Originally Posted by
FL_Rick
I've been camping almost every month of the year, for years, with a Florida Scout troop. I'm encountering similar webbing-size requirements in many State Parks, some local county parks, our favorite state forest, and even on our local water-management district land.
I've run into these park-specific webbing-size rules over the past two-three years that I've mostly converted to hammock camping, but I'm also encountering more and more local, park-specific hammock bans as well. But for suspension, somehow 2" minimum webbing-size is getting to be a the new standard in Florida.
I'm also seeing this 2-inch "requirement" in some local parks for both front-country and back-country campsites.
While I don't really see an advantage to the trees I typically use by using extra inch of webbing-width, moving to 2" suspensions across our whole Boy Scout Troop has helped us get the blessing of some particularly skeptical park representatives. And I'm taking that as a win for all of us hammock lovers.
I've had some very respectful conversations with a few rangers and some "camp hosts" which led to us being granted an exception to hang even under a local ban, and our 2" webbing has seemed to be a big reason why.
Sometimes, those initial conversations just didn't seem quite friendly enough to ask for an exception, especially considering I've typically camped with a mixed group of teenagers and adults where anywhere from 10-20 of us have converted to hammocks. In those cases, it was better to just salute and smile (and unfortunately, sleep on the ground).
But, we've helped to strengthen our case for hammocks over the last year and hopefully spread a better image of hammockers (and cut down on negative comments from park volunteers and/or professional staff) mostly by embracing 2" webbing as our internal standard, slash "olive branch", suspension.
Our youth have also gone fully-educational among themselves, and that helps too. Now, most youth in my Troop, it seems, can explain in detail all the intentional things they are doing to protect the trees in our campsites, what suspension gear we're using, and even why we're using certain items. This helps us a lot - and it's encouraging to see the next generation hanging in a positive way rather than expanding the problems that some parks/forests indicate has led to their new rules and/or hammock bans. And even better, our youth implemented this on their own, not because the adults required it.
As to 2" webbing, last summer we made a project for ourselves to create a common setup of 2" webbing suspensions, and we carry enough sets to cover all of us on all car-camping weekends (the whole collection of webbing setups that our youth created to cover something like 35+ hammocks all fits in a very small Rubbermade container that easily fits in anyone's car trunk). For backpacking or canoe-camping weekends, we've simply "issued" suspension kits to anyone who needed one and they got packed in individual backpacks/dry-bags.
Ive witnessed our common, "oversized" suspensions be enough to occasionally get us permission to hang where we wouldn't have been able to do so otherwise. In some cases, simple 2" webbing was enough to make local park staff friendly about a group of teenagers hanging on their trees (which is something!).

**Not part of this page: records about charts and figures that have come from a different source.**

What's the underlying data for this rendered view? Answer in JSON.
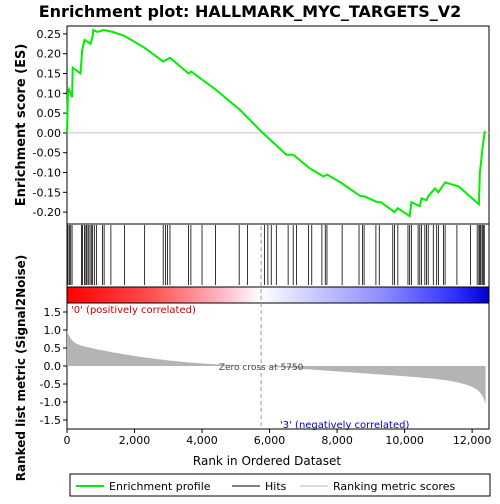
{
  "chart_data": {
    "type": "line",
    "title": "Enrichment plot: HALLMARK_MYC_TARGETS_V2",
    "xlabel": "Rank in Ordered Dataset",
    "ylabel_top": "Enrichment score (ES)",
    "ylabel_bottom": "Ranked list metric (Signal2Noise)",
    "x_range": [
      0,
      12500
    ],
    "x_ticks": [
      0,
      2000,
      4000,
      6000,
      8000,
      10000,
      12000
    ],
    "x_tick_labels": [
      "0",
      "2,000",
      "4,000",
      "6,000",
      "8,000",
      "10,000",
      "12,000"
    ],
    "es_ylim": [
      -0.23,
      0.27
    ],
    "es_ticks": [
      0.25,
      0.2,
      0.15,
      0.1,
      0.05,
      0.0,
      -0.05,
      -0.1,
      -0.15,
      -0.2
    ],
    "es_tick_labels": [
      "0.25",
      "0.20",
      "0.15",
      "0.10",
      "0.05",
      "0.00",
      "-0.05",
      "-0.10",
      "-0.15",
      "-0.20"
    ],
    "metric_ylim": [
      -1.75,
      1.75
    ],
    "metric_ticks": [
      1.5,
      1.0,
      0.5,
      0.0,
      -0.5,
      -1.0,
      -1.5
    ],
    "metric_tick_labels": [
      "1.5",
      "1.0",
      "0.5",
      "0.0",
      "-0.5",
      "-1.0",
      "-1.5"
    ],
    "zero_cross": 5750,
    "zero_cross_label": "Zero cross at 5750",
    "pos_label": "'0' (positively correlated)",
    "neg_label": "'3' (negatively correlated)",
    "grid": false,
    "legend_position": "bottom",
    "legend": [
      "Enrichment profile",
      "Hits",
      "Ranking metric scores"
    ],
    "colors": {
      "es_line": "#00ee00",
      "hits": "#000000",
      "metric_fill": "#b4b4b4",
      "pos_text": "#cc0000",
      "neg_text": "#0000cc"
    },
    "es_profile": {
      "x": [
        0,
        30,
        60,
        150,
        170,
        400,
        450,
        520,
        700,
        760,
        780,
        900,
        1080,
        1350,
        1700,
        2300,
        2850,
        2950,
        3050,
        3600,
        3680,
        4000,
        4400,
        5100,
        5800,
        6500,
        6700,
        7200,
        7400,
        7600,
        7700,
        8100,
        8700,
        8800,
        9200,
        9300,
        9700,
        9800,
        10150,
        10200,
        10450,
        10500,
        10650,
        10700,
        10900,
        11000,
        11200,
        11600,
        12200,
        12230,
        12320,
        12380
      ],
      "y": [
        0.0,
        0.1,
        0.11,
        0.09,
        0.165,
        0.15,
        0.21,
        0.235,
        0.225,
        0.245,
        0.26,
        0.255,
        0.26,
        0.255,
        0.245,
        0.215,
        0.18,
        0.185,
        0.19,
        0.15,
        0.155,
        0.135,
        0.11,
        0.06,
        0.0,
        -0.055,
        -0.055,
        -0.09,
        -0.1,
        -0.11,
        -0.105,
        -0.125,
        -0.16,
        -0.16,
        -0.175,
        -0.175,
        -0.2,
        -0.19,
        -0.21,
        -0.175,
        -0.185,
        -0.165,
        -0.17,
        -0.16,
        -0.14,
        -0.15,
        -0.125,
        -0.135,
        -0.18,
        -0.1,
        -0.03,
        0.005
      ]
    },
    "hit_positions": [
      30,
      70,
      110,
      150,
      430,
      460,
      520,
      560,
      590,
      630,
      680,
      720,
      760,
      810,
      870,
      1050,
      1100,
      1300,
      1700,
      2300,
      2850,
      2920,
      2980,
      3050,
      3600,
      3670,
      4000,
      4400,
      5100,
      5350,
      5850,
      5950,
      6050,
      6200,
      6550,
      6700,
      6800,
      7150,
      7250,
      7550,
      7650,
      7700,
      8150,
      8650,
      8750,
      8800,
      9150,
      9250,
      9650,
      9700,
      9800,
      10100,
      10150,
      10200,
      10400,
      10450,
      10500,
      10600,
      10650,
      10700,
      10850,
      10950,
      11000,
      11150,
      11200,
      11550,
      11950,
      12150,
      12200,
      12230,
      12260,
      12300,
      12330,
      12360
    ]
  }
}
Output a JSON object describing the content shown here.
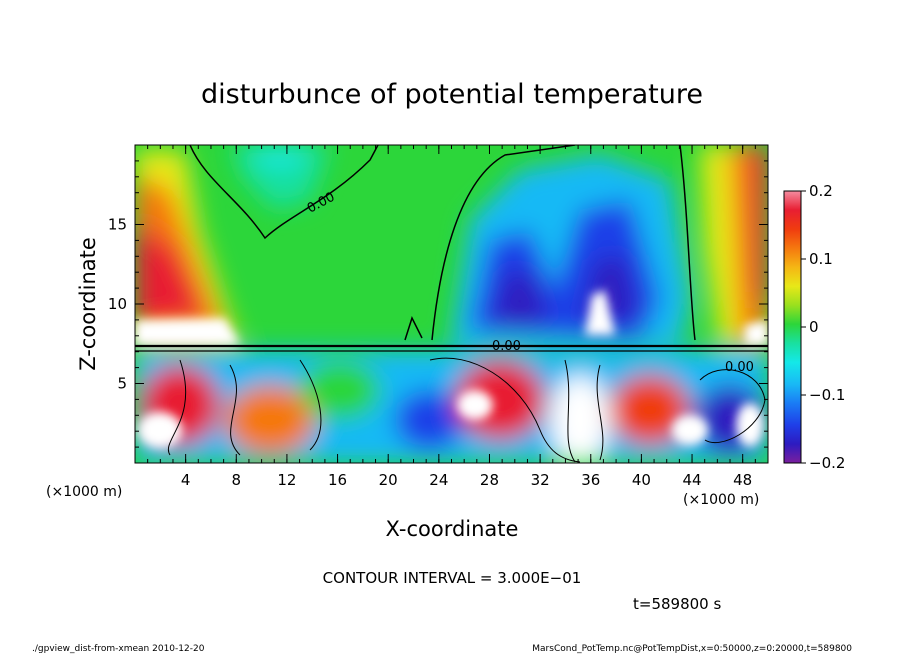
{
  "chart_data": {
    "type": "heatmap",
    "title": "disturbunce of potential temperature",
    "xlabel": "X-coordinate",
    "ylabel": "Z-coordinate",
    "x_unit": "(×1000 m)",
    "y_unit": "(×1000 m)",
    "xlim": [
      0,
      50
    ],
    "ylim": [
      0,
      20
    ],
    "x_ticks": [
      4,
      8,
      12,
      16,
      20,
      24,
      28,
      32,
      36,
      40,
      44,
      48
    ],
    "y_ticks": [
      5,
      10,
      15
    ],
    "colorbar": {
      "range": [
        -0.2,
        0.2
      ],
      "tick_values": [
        0.2,
        0.1,
        0,
        -0.1,
        -0.2
      ],
      "tick_labels": [
        "0.2",
        "0.1",
        "0",
        "−0.1",
        "−0.2"
      ],
      "colors": [
        "#7a1f9e",
        "#2d1bc0",
        "#1f3fe8",
        "#1a7cf5",
        "#19b9f5",
        "#14e8e8",
        "#19e0a0",
        "#2cd63a",
        "#9ae01e",
        "#e8e818",
        "#f5b614",
        "#f5780f",
        "#f03c0f",
        "#e81e32",
        "#f58ca0",
        "#ffffff"
      ]
    },
    "contour_labels": [
      "0.00",
      "0.00",
      "0.00"
    ],
    "contour_interval_text": "CONTOUR INTERVAL = 3.000E−01",
    "time_text": "t=589800 s"
  },
  "footer": {
    "left": "./gpview_dist-from-xmean  2010-12-20",
    "right": "MarsCond_PotTemp.nc@PotTempDist,x=0:50000,z=0:20000,t=589800"
  }
}
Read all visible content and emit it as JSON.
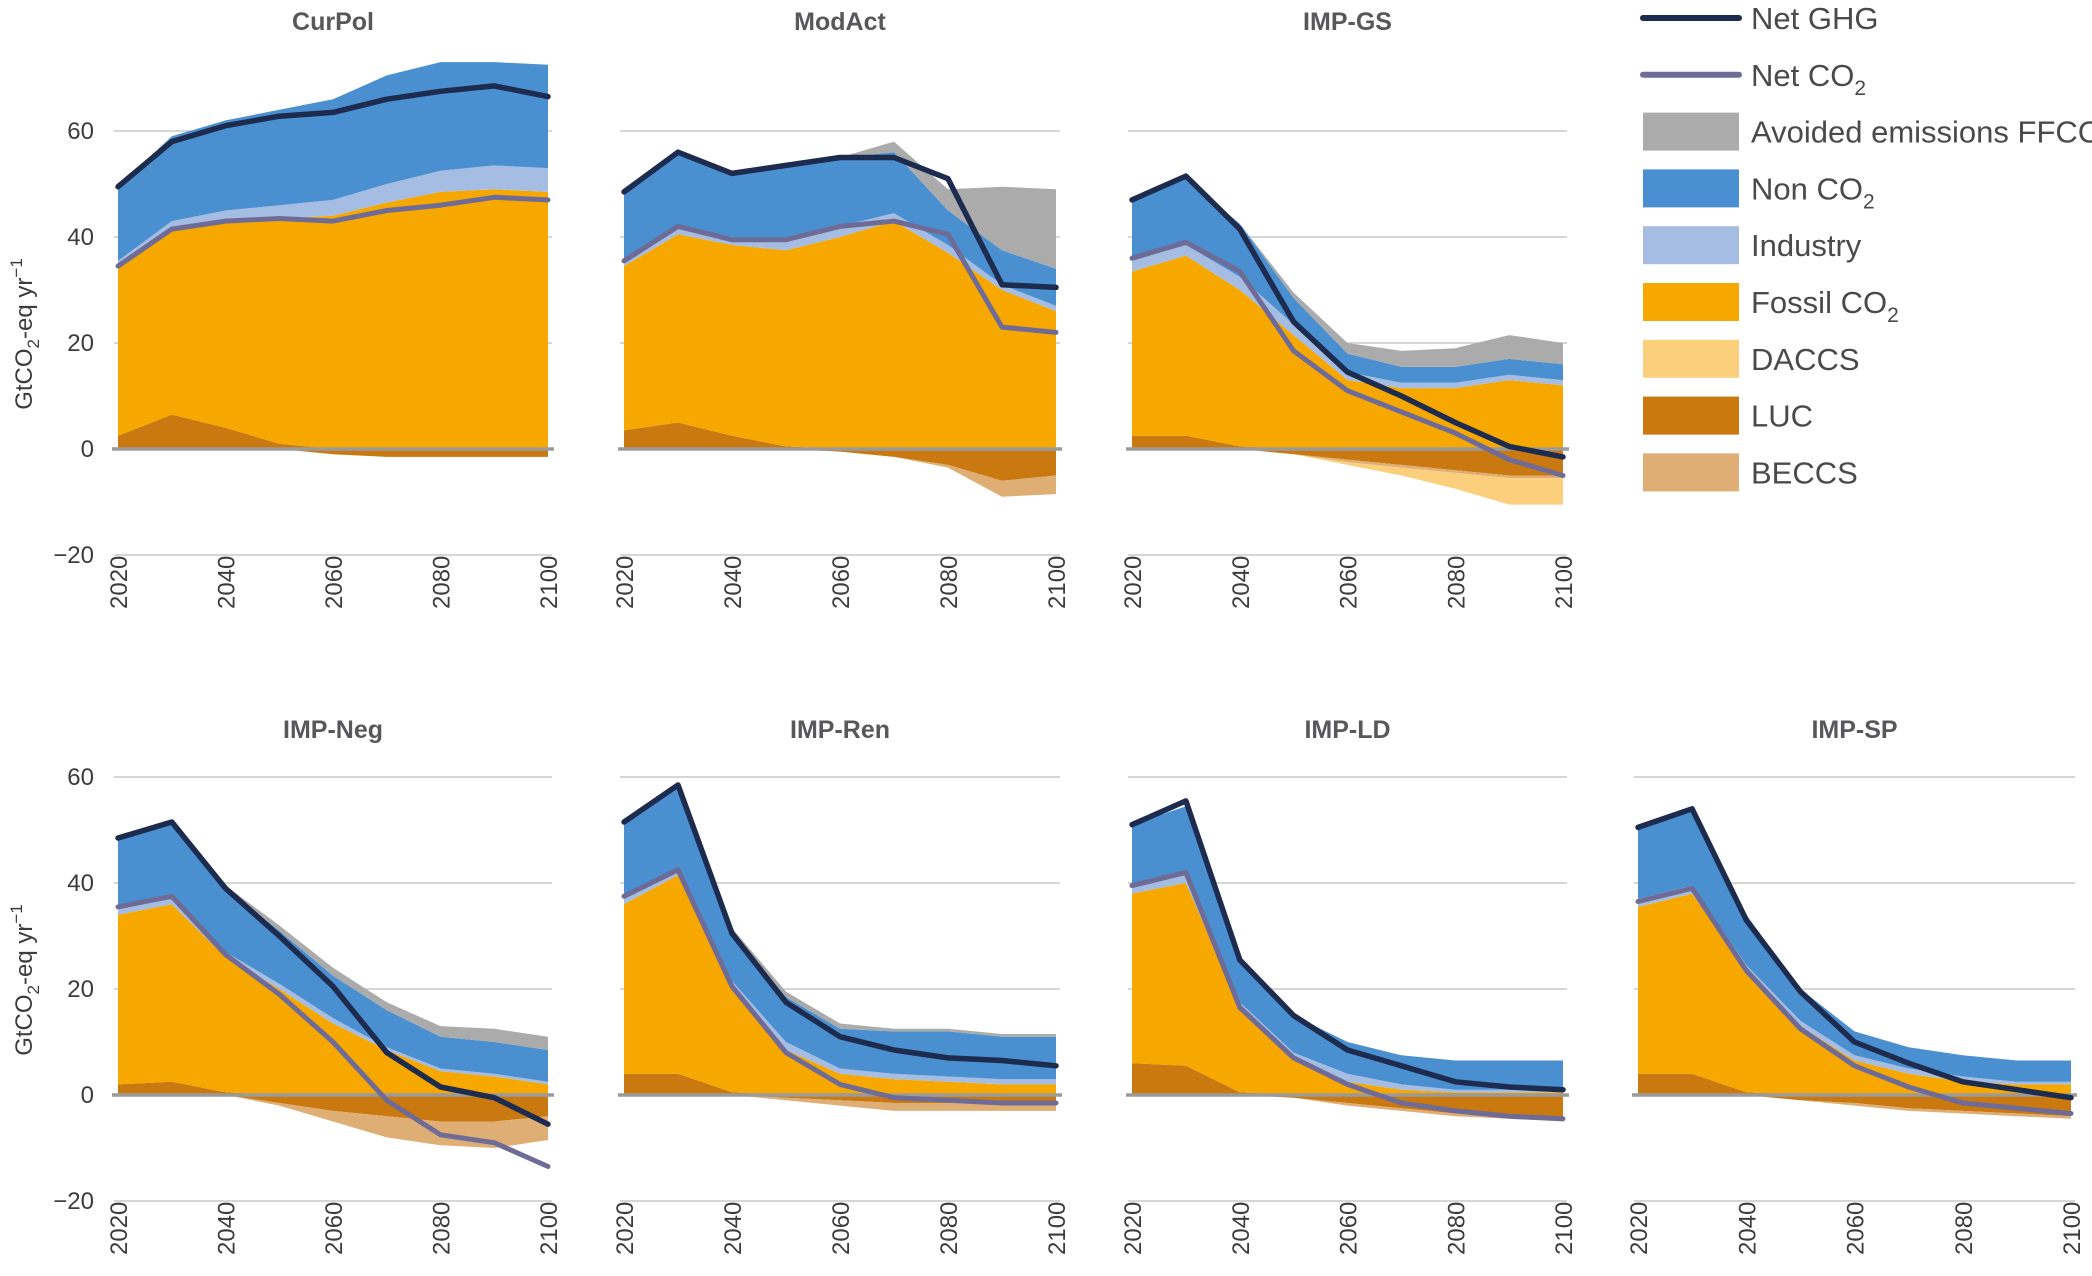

After a few "campsite walkthroughs" earlier in 2019 where a park or state forest representative has negatively commented on our tarp ridgelines being too thin or "touching bark", we've also taken to using short sections of hollow 4" webbing to wrap around our tarp ridgelines where they contact trees. Again, an "olive branch", if you will.
Our youth made enough of these "tree protector" ridgeline-covers" for the whole Troop, and they now also live in the same Rubbermade box with our suspension kits. We used hollow, 4 inch webbing-sections because we happened to have a spool on-hand, thus it was "free", but I suspect something much smaller would also keep us in the good graces of our local landowners.
So, while I'm generally skeptical that 2" webbing and webbing-protectors for tarp-suspension are really "the" things for saving trees from damage, embracing those two items across our whole campsite has helped us get us permission to hang more often.
And again, I'm considering that a win since it keeps my aging back off the ground!